The unruly passenger that was taken off a Delta airlines flight last week has not been charged, but Fox 9 News has learned more about what led to the unscheduled stop in Minneapolis to get her out of the cabin.
A witness on the plane who was sitting just a few rows away from the woman who was kicked off the flight told Fox 9 News his fellow traveler made many people uncomfortable when she tried to force herself on another passenger.
Dinorah Padro took video with her cell phone as airport police removed the woman during an unscheduled stop the pilots made at the Minneapolis-St. Paul International Airport.
"I can tell you that I did not feel threatened. I was concerned for them and I was concerned for the flight attendants, but I never -- I guess I never felt threatened," he recalled. "I never felt like we were in danger."
Police say 34-year-old Brandi Poulsen, of Portland, Ore., was intoxicated when she was escorted off the plan and taken to HCMC for observations. Federal prosecutors who are currently reviewing the case declined to comment on whether she will face charges, but witnesses say Poulsen couldn't keep her hands to herself in her middle seat.
"He said that she was kind of touching him inappropriately and that he asked her to stop -- and that she got mad," Padro told Fox 9 News.
The trouble started about an hour into the flight from Baltimore, and Padro said flight attendants did all they could to resolve the situation; however, when Poulsen continued to behave belligerently, air marshals eventually restrained her.
"Then the captain comes on the speaker letting us know that he's going to land in Minneapolis," Padro said.
Despite being diverted and delayed, passengers gave the crew a round of applause once the woman was taken off the plane.
"It was kind of amazing to have those people there to kind of help handle the situation," Padro said. "Had it been a different flight crew, I don't know that this would have been as positive of an experience as we had."
All told, the entire ordeal lasted just about 30 minutes.
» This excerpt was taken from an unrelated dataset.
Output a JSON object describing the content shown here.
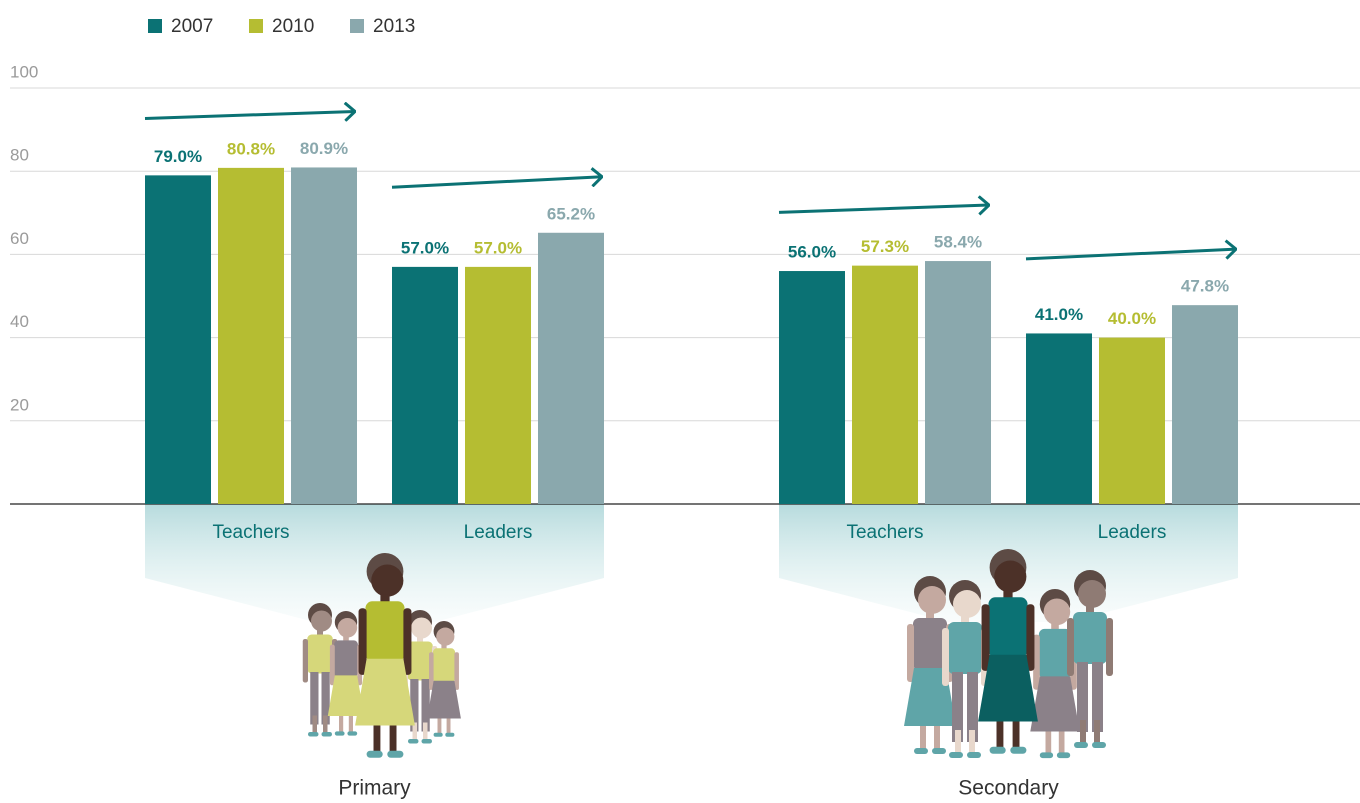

Even so, passengers say it felt like an eternity.
"When it's happening in the airplane and she's screaming and it's painful -- and you see that she's in pain," Padro began. "I mean, it's not like they can let her go because she's obviously out of control, but that was kind of upsetting and it felt like it was forever."
Although it remains unknown whether she will be charged, prosecutors say one of the most serious charges she may face could be interfering with a flight crew.